Though their enthusiasm for mutual funds may be leveling off, bank customers are showing an increasing receptivity to life insurance, according to American Banker's annual consumer survey.

Of 504 people in the 1996 American Banker/Gallup survey who said they primarily used commercial banks, 16% said they would be interested in buying life insurance if their banks offered it. This was up from 15% in 1995 and 13% in 1994.

Twenty-four percent expressed interest in mutual funds from their principal banks - the same percentage as in 1995 but down from 29% in 1994.

Of all 1,031 respondents, 20% of those who hold at least one account at any type of financial service institution said they had actually purchased life insurance from a bank, up from 11% in 1994.

Twenty percent also said they had bought mutual funds from a bank in 1996, up from 18% in 1995 and 16% in 1994.

Many banks have only recently gotten life insurance programs off the ground. Many continue to battle state regulators just to get permission to sell the products.

However, mutual funds have been on banks' product menus for years.

One explanation for the contrast in trends may be that customers have fewer places to acquire insurance.

From discount brokerage companies to no-load shops, customers have been deluged with advertising and promotions telling where they can buy mutual funds.
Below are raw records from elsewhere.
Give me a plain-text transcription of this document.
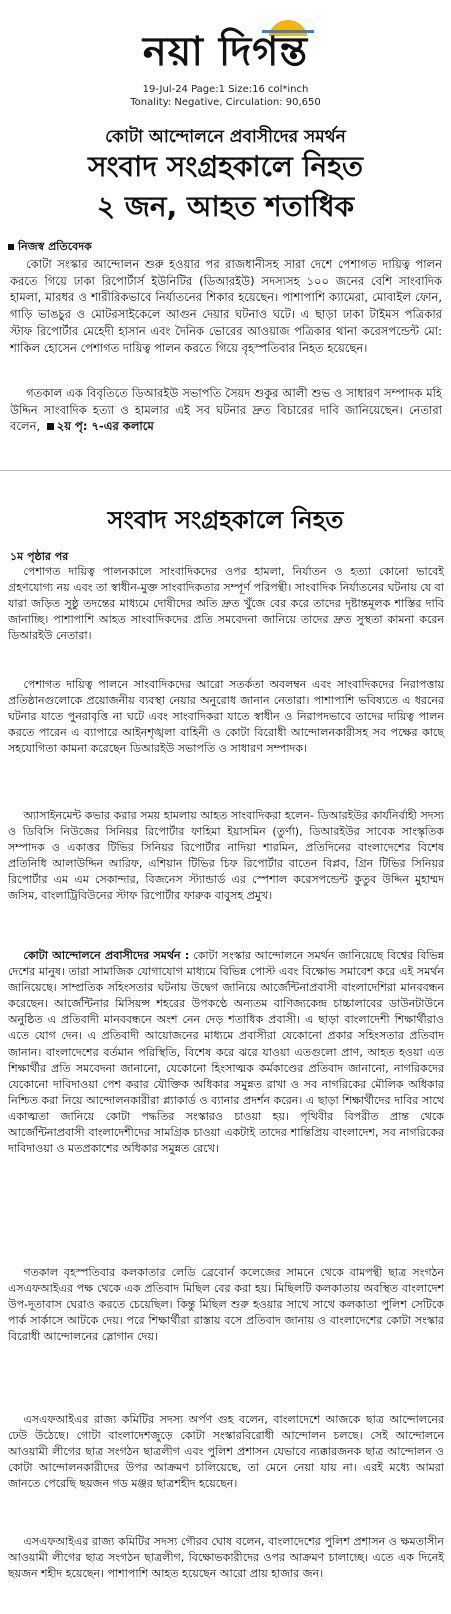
নয়া দিগন্ত
19-Jul-24 Page:1 Size:16 col*inch
Tonality: Negative, Circulation: 90,650
কোটা আন্দোলনে প্রবাসীদের সমর্থন
সংবাদ সংগ্রহকালে নিহত
২ জন, আহত শতাধিক
নিজস্ব প্রতিবেদক

কোটা সংস্কার আন্দোলন শুরু হওয়ার পর রাজধানীসহ সারা দেশে পেশাগত দায়িত্ব পালন করতে গিয়ে ঢাকা রিপোর্টার্স ইউনিটির (ডিআরইউ) সদস্যসহ ১০০ জনের বেশি সাংবাদিক হামলা, মারধর ও শারীরিকভাবে নির্যাতনের শিকার হয়েছেন। পাশাপাশি ক্যামেরা, মোবাইল ফোন, গাড়ি ভাঙচুর ও মোটরসাইকেলে আগুন দেয়ার ঘটনাও ঘটে। এ ছাড়া ঢাকা টাইমস পত্রিকার স্টাফ রিপোর্টার মেহেদী হাসান এবং দৈনিক ভোরের আওয়াজ পত্রিকার থানা করেসপন্ডেন্ট মো: শাকিল হোসেন পেশাগত দায়িত্ব পালন করতে গিয়ে বৃহস্পতিবার নিহত হয়েছেন।

গতকাল এক বিবৃতিতে ডিআরইউ সভাপতি সৈয়দ শুকুর আলী শুভ ও সাধারণ সম্পাদক মহি উদ্দিন সাংবাদিক হত্যা ও হামলার এই সব ঘটনার দ্রুত বিচারের দাবি জানিয়েছেন। নেতারা বলেন, ২য় পৃ: ৭-এর কলামে

সংবাদ সংগ্রহকালে নিহত
১ম পৃষ্ঠার পর

পেশাগত দায়িত্ব পালনকালে সাংবাদিকদের ওপর হামলা, নির্যাতন ও হত্যা কোনো ভাবেই গ্রহণযোগ্য নয় এবং তা স্বাধীন-মুক্ত সাংবাদিকতার সম্পূর্ণ পরিপন্থী। সাংবাদিক নির্যাতনের ঘটনায় যে বা যারা জড়িত সুষ্ঠু তদন্তের মাধ্যমে দোষীদের অতি দ্রুত খুঁজে বের করে তাদের দৃষ্টান্তমূলক শাস্তির দাবি জানাচ্ছি। পাশাপাশি আহত সাংবাদিকদের প্রতি সমবেদনা জানিয়ে তাদের দ্রুত সুস্থতা কামনা করেন ডিআরইউ নেতারা।

পেশাগত দায়িত্ব পালনে সাংবাদিকদের আরো সতর্কতা অবলম্বন এবং সাংবাদিকদের নিরাপত্তায় প্রতিষ্ঠানগুলোকে প্রয়োজনীয় ব্যবস্থা নেয়ার অনুরোধ জানান নেতারা। পাশাপাশি ভবিষ্যতে এ ধরনের ঘটনার যাতে পুনরাবৃত্তি না ঘটে এবং সাংবাদিকরা যাতে স্বাধীন ও নিরাপদভাবে তাদের দায়িত্ব পালন করতে পারেন এ ব্যাপারে আইনশৃঙ্খলা বাহিনী ও কোটা বিরোধী আন্দোলনকারীসহ সব পক্ষের কাছে সহযোগিতা কামনা করেছেন ডিআরইউ সভাপতি ও সাধারণ সম্পাদক।

অ্যাসাইনমেন্ট কভার করার সময় হামলায় আহত সাংবাদিকরা হলেন- ডিআরইউর কার্যনির্বাহী সদস্য ও ডিবিসি নিউজের সিনিয়র রিপোর্টার ফাহিমা ইয়াসমিন (তুর্ণা), ডিআরইউর সাবেক সাংস্কৃতিক সম্পাদক ও একাত্তর টিভির সিনিয়র রিপোর্টার নাদিয়া শারমিন, প্রতিদিনের বাংলাদেশের বিশেষ প্রতিনিধি আলাউদ্দিন আরিফ, এশিয়ান টিভির চিফ রিপোর্টার বাতেন বিপ্লব, গ্রিন টিভির সিনিয়র রিপোর্টার এম এম সেকান্দার, বিজনেস স্ট্যান্ডার্ড এর স্পেশাল করেসপন্ডেন্ট কুতুব উদ্দিন মুহাম্মদ জসিম, বাংলাট্রিবিউনের স্টাফ রিপোর্টার ফারুক বাবুসহ প্রমুখ।

কোটা আন্দোলনে প্রবাসীদের সমর্থন : কোটা সংস্কার আন্দোলনে সমর্থন জানিয়েছে বিশ্বের বিভিন্ন দেশের মানুষ। তারা সামাজিক যোগাযোগ মাধ্যমে বিভিন্ন পোস্ট এবং বিক্ষোভ সমাবেশ করে এই সমর্থন জানিয়েছে। সাম্প্রতিক সহিংসতার ঘটনায় উদ্বেগ জানিয়ে আর্জেন্টিনাপ্রবাসী বাংলাদেশিরা মানববন্ধন করেছেন। আর্জেন্টিনার মিসিয়ন্স শহরের উপকণ্ঠে অন্যতম বাণিজ্যকেন্দ্র চাচ্চালাবের ডাউনটাউনে অনুষ্ঠিত এ প্রতিবাদী মানববন্ধনে অংশ নেন দেড় শতাধিক প্রবাসী। এ ছাড়া বাংলাদেশী শিক্ষার্থীরাও এতে যোগ দেন। এ প্রতিবাদী আয়োজনের মাধ্যমে প্রবাসীরা যেকোনো প্রকার সহিংসতার প্রতিবাদ জানান। বাংলাদেশের বর্তমান পরিস্থিতি, বিশেষ করে ঝরে যাওয়া এতগুলো প্রাণ, আহত হওয়া এত শিক্ষার্থীর প্রতি সমবেদনা জানানো, যেকোনো হিংসাত্মক কর্মকাণ্ডের প্রতিবাদ জানানো, নাগরিকদের যেকোনো দাবিদাওয়া পেশ করার যৌক্তিক অধিকার সমুন্নত রাখা ও সব নাগরিকের মৌলিক অধিকার নিশ্চিত করা নিয়ে আন্দোলনকারীরা প্ল্যাকার্ড ও ব্যানার প্রদর্শন করেন। এ ছাড়া শিক্ষার্থীদের দাবির সাথে একাত্মতা জানিয়ে কোটা পদ্ধতির সংস্কারও চাওয়া হয়। পৃথিবীর বিপরীত প্রান্ত থেকে আর্জেন্টিনাপ্রবাসী বাংলাদেশীদের সামগ্রিক চাওয়া একটাই তাদের শান্তিপ্রিয় বাংলাদেশ, সব নাগরিকের দাবিদাওয়া ও মতপ্রকাশের অধিকার সমুন্নত রেখে।

গতকাল বৃহস্পতিবার কলকাতার লেডি ব্রেবোর্ন কলেজের সামনে থেকে বামপন্থী ছাত্র সংগঠন এসএফআইএর পক্ষ থেকে এক প্রতিবাদ মিছিল বের করা হয়। মিছিলটি কলকাতায় অবস্থিত বাংলাদেশ উপ-দূতাবাস ঘেরাও করতে চেয়েছিল। কিন্তু মিছিল শুরু হওয়ার সাথে সাথে কলকাতা পুলিশ সেটিকে পার্ক সার্কাসে আটকে দেয়। পরে শিক্ষার্থীরা রাস্তায় বসে প্রতিবাদ জানায় ও বাংলাদেশের কোটা সংস্কার বিরোধী আন্দোলনের স্লোগান দেয়।

এসএফআইএর রাজ্য কমিটির সদস্য অর্পণ গুহ বলেন, বাংলাদেশে আজকে ছাত্র আন্দোলনের ঢেউ উঠেছে। গোটা বাংলাদেশজুড়ে কোটা সংস্কারবিরোধী আন্দোলন চলছে। সেই আন্দোলনে আওয়ামী লীগের ছাত্র সংগঠন ছাত্রলীগ এবং পুলিশ প্রশাসন যেভাবে ন্যক্কারজনক ছাত্র আন্দোলন ও কোটা আন্দোলনকারীদের উপর আক্রমণ চালিয়েছে, তা মেনে নেয়া যায় না। এরই মধ্যে আমরা জানতে পেরেছি ছয়জন গড মঞ্জর ছাত্রশহীদ হয়েছেন।

এসএফআইএর রাজ্য কমিটির সদস্য গৌরব ঘোষ বলেন, বাংলাদেশের পুলিশ প্রশাসন ও ক্ষমতাসীন আওয়ামী লীগের ছাত্র সংগঠন ছাত্রলীগ, বিক্ষোভকারীদের ওপর আক্রমণ চালাচ্ছে। এতে এক দিনেই ছয়জন শহীদ হয়েছেন। পাশাপাশি আহত হয়েছেন আরো প্রায় হাজার জন।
But life insurance has traditionally been peddled by agents door to door; only recently have other financial intermediaries entered the fray.

Bankers said the American Banker survey results (another report on investment product findings appeared Monday) indicate their marketing of insurance is paying off.

"We find people are responding to advertising that targets specific needs," said Jeffrey Green, vice president in charge of life sales at American Savings Bank, Irvine, Calif.

American Savings puts posters over safe deposit boxes, promoting the use of life insurance in a common trust. The thrift also has signs in branches selling life insurance as a way to finance a college education.

Banks are also marketing life insurance through customer account statements, on automated teller machines, and through statement stuffers in the mail. On designated "insurance days," American Savings platform representatives focus on cross-selling insurance to customers who walk into branches.